State is persisted to disk so a daemon restart doesn't re-fire every
threshold below the current balance.
## Architecture
```
┌──────────────────────┐ poll every N s ┌─────────────────┐
│ runpodboss watch │ ────────────────────▶│ RunPod GraphQL │
│ (stdlib-only loop) │ ◀────────────────────│ /graphql │
└──────────┬───────────┘ balance + pods └─────────────────┘
│
│ threshold crossed?
▼
┌──────────────────────┐
│ render prompt with │
│ {balance}+{pods} │
└──────────┬───────────┘
│
▼
┌──────────────────────┐ spawn ┌──────────────────────────┐
│ subprocess.run │ ─────────▶ │ claude -p "" │
│ (claude_command) │ │ agent decides + acts │
└──────────┬───────────┘ │ (e.g. runpodctl delete)│
│ └──────────────────────────┘
▼
┌──────────────────────┐
│ ~/.runpodboss/ │
│ state.json │
│ runpodboss.log │
└──────────────────────┘
```
Zero pip dependencies at runtime by design. RunPodBoss is itself the
guardrail; if it needed a complex dep tree to run, it'd be one more thing
that could fail at 3am.
## Testing
```bash
pip install -e .[dev]
pytest -q
```
Tests cover:
- Config loading + validation (missing fields, bad types, env-var
resolution, threshold sorting)
- State persistence (round-trip, corrupt-file fallback, atomic write)
- RunPod GraphQL client (happy paths, error wrapping, HTTP/URL errors)
- Notification subprocess wiring (prompt rendering, argv shape, extra-notify)
- The threshold state machine (no re-fire, re-arm on recovery, multiple
crossings in one cycle)
- The poll loop's safety properties (API failure doesn't crash; spawn
failure doesn't crash; max-runtime ceiling exits cleanly)
No real network. No real subprocess. No real sleeping.
## Running as a service
Systemd unit (place at `~/.config/systemd/user/runpodboss.service`):
```ini
[Unit]
Description=RunPodBoss credit guardrail
After=network-online.target
[Service]
Type=simple
Environment=RUNPOD_API_KEY=your-key-here
ExecStart=%h/.local/bin/runpodboss watch -c %h/.runpodboss/config.json
Restart=on-failure
RestartSec=30s
[Install]
WantedBy=default.target
```
Then `systemctl --user daemon-reload && systemctl --user enable --now runpodboss`.

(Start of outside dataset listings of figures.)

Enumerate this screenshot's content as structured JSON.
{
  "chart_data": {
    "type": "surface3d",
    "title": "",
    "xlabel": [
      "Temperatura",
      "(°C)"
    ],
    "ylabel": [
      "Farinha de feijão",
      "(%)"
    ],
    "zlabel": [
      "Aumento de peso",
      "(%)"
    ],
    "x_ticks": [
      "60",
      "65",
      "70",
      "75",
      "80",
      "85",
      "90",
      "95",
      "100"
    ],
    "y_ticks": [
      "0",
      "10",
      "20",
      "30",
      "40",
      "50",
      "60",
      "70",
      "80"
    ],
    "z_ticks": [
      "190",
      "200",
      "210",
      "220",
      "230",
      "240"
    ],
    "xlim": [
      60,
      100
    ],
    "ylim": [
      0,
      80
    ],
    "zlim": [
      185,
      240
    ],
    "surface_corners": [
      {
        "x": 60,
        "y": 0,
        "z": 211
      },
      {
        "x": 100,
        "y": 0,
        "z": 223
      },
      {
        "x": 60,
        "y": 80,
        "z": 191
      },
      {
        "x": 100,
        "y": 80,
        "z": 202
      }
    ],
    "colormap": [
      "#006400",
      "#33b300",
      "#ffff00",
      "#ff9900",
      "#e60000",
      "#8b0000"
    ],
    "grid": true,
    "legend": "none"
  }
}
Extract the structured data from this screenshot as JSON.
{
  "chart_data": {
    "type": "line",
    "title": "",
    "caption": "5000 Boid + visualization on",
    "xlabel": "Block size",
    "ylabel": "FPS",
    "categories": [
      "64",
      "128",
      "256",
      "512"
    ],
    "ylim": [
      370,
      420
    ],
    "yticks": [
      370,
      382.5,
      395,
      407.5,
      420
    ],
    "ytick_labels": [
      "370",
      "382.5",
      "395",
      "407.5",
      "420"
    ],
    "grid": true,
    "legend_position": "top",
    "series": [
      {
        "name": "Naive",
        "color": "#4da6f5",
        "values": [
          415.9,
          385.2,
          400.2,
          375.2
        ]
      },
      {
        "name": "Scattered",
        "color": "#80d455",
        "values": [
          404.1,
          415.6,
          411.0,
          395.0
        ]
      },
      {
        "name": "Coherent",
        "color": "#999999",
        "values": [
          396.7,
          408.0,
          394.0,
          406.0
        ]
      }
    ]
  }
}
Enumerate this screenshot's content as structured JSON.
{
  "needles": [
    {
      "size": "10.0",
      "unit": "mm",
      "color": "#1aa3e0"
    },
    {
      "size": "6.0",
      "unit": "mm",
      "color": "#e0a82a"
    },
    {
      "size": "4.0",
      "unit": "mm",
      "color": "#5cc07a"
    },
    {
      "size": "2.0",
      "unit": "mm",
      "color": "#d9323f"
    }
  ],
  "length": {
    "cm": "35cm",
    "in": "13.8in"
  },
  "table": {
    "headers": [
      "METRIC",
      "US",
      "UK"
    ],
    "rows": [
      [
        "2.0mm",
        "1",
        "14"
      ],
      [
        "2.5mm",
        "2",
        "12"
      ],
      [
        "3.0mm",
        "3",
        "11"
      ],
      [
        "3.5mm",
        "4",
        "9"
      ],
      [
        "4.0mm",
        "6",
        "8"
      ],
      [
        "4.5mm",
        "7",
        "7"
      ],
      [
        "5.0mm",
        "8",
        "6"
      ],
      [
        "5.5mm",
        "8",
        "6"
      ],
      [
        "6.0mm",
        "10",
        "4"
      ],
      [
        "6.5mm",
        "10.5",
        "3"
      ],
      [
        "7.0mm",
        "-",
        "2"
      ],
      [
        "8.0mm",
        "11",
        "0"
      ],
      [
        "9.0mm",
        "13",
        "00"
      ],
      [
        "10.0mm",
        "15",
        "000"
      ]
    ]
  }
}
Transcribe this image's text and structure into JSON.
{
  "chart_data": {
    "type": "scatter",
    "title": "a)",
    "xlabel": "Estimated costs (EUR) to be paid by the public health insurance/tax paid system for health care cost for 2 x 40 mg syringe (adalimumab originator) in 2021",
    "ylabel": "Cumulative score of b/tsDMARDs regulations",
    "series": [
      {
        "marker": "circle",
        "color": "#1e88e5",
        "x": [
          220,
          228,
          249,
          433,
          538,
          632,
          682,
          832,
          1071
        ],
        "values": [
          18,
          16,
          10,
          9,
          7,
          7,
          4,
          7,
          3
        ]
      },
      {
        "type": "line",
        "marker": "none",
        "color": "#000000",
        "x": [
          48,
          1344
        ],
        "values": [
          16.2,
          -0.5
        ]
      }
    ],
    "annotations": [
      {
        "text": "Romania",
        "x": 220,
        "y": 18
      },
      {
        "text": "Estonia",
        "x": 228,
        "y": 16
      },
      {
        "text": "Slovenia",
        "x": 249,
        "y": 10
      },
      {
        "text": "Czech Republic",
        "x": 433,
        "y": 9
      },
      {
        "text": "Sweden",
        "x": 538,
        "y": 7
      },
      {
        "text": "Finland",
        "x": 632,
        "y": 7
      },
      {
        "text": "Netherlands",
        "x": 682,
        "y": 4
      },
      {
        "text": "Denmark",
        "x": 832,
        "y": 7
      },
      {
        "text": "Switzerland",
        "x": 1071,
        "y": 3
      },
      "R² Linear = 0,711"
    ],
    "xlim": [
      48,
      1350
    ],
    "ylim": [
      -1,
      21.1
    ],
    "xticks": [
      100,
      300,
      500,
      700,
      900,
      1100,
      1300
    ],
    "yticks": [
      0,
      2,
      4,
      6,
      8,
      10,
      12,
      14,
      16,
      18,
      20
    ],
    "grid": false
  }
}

Or run inside tmux/screen if you don't want a system service. The daemon
prints structured INFO logs to stderr AND appends to the configured
`log_file`, so you can detach without losing the cycle history.
## Limitations
- **One Claude per ping** — RunPodBoss spawns `claude -p` per threshold trip
but doesn't coordinate multiple in-flight pings. If two thresholds trip
in the same poll cycle (say balance drops from $9 to $0.40), you get two
parallel `claude` processes acting on the same pod list. They may
race. In practice both will tend toward "shut things down" so the worst
case is double-termination attempts, which `runpodctl pod delete` handles
fine. Future: serialize.
- **Per-account, not per-pod cost** — RunPodBoss watches your total
account balance, not individual pod spend. If you have multiple
concurrent pods on one account, the agent's prompt sees all of them
but the threshold is account-wide.
- **No tagging / no exclusions yet** — Every pod is fair game. Future:
let the user mark "never auto-terminate" pods in the config.
- **GraphQL schema drift** — RunPod's API can change. The client uses
stdlib `urllib` and minimal queries (`clientBalance`, `pods`) to
reduce surface area, but a breaking change upstream will need a small
patch.
## Contributing
Bugs and feature requests as GitHub issues. PRs welcome; please add tests
matching the existing patterns (no real network, no real subprocess, no
real sleeping).
## License
Apache 2.0. See [LICENSE](LICENSE).
Note: this project is a tool that interoperates with Claude Code and the
Anthropic API. Claude and Anthropic are trademarks of Anthropic PBC; this
project is not affiliated with, endorsed by, or sponsored by Anthropic.